Черноволосый рыцарь приблизился к старцу и заговорил с ним, не в пример восточному дикарю, вежливо и куртуазно:

– Послушай, святой отец, мы не желаем тебе ничего плохого – не станет добрый христианин и воин Креста причинять вред служителю Божьему. Ответь только, где находится Дамир, который, как мне точно известно, жил у тебя. Где он?

– Святой отец… – пробормотал сэр Мишель. – Господи, да это же отшельник Колумбан. Как я сразу не разглядел! Что надо этому рыцарю от благочестивого пустынника?

– Про Дамира какого-то спрашивает, – шепнул Гунтер.

Послышался тихий, чуть надтреснутый старческий голос:

– Я не представляю, где сейчас пребывает неверный, которого я лечил и выхаживал по доброте своей, следуя христианскому долгу.
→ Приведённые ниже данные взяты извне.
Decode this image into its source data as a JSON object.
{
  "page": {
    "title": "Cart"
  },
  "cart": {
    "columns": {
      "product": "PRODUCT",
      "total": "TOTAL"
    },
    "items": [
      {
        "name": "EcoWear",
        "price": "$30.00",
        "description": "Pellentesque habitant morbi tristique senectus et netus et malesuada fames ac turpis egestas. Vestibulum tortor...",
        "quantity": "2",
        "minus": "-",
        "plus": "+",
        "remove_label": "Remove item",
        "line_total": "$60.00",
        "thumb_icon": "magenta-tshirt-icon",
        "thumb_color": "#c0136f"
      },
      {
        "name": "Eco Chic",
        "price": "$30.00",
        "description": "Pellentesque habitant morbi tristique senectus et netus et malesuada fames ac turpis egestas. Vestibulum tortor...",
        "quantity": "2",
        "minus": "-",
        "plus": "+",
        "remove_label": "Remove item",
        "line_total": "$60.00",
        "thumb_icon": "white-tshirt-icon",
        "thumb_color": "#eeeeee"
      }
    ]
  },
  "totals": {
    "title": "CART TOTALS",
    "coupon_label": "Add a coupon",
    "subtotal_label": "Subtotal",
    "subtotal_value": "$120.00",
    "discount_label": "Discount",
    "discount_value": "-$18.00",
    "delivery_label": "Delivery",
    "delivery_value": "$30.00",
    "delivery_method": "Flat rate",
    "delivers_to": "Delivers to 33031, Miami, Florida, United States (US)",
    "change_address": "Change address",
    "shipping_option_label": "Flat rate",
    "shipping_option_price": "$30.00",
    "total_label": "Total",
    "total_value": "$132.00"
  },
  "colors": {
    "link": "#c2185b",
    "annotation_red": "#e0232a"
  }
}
Третьего дня назад он ушел прочь, едва почувствовал силу и вернувшееся здоровье. – Неужели он не сказал тебе, куда уходит? – с притворным удивлением спросил рыцарь.

– Нет, – был ответ святого Колумбана.

– И не беседовал с тобой ни о чем?

– Нам, приверженцам противоположных учений, не о чем было разговаривать, кроме насущного.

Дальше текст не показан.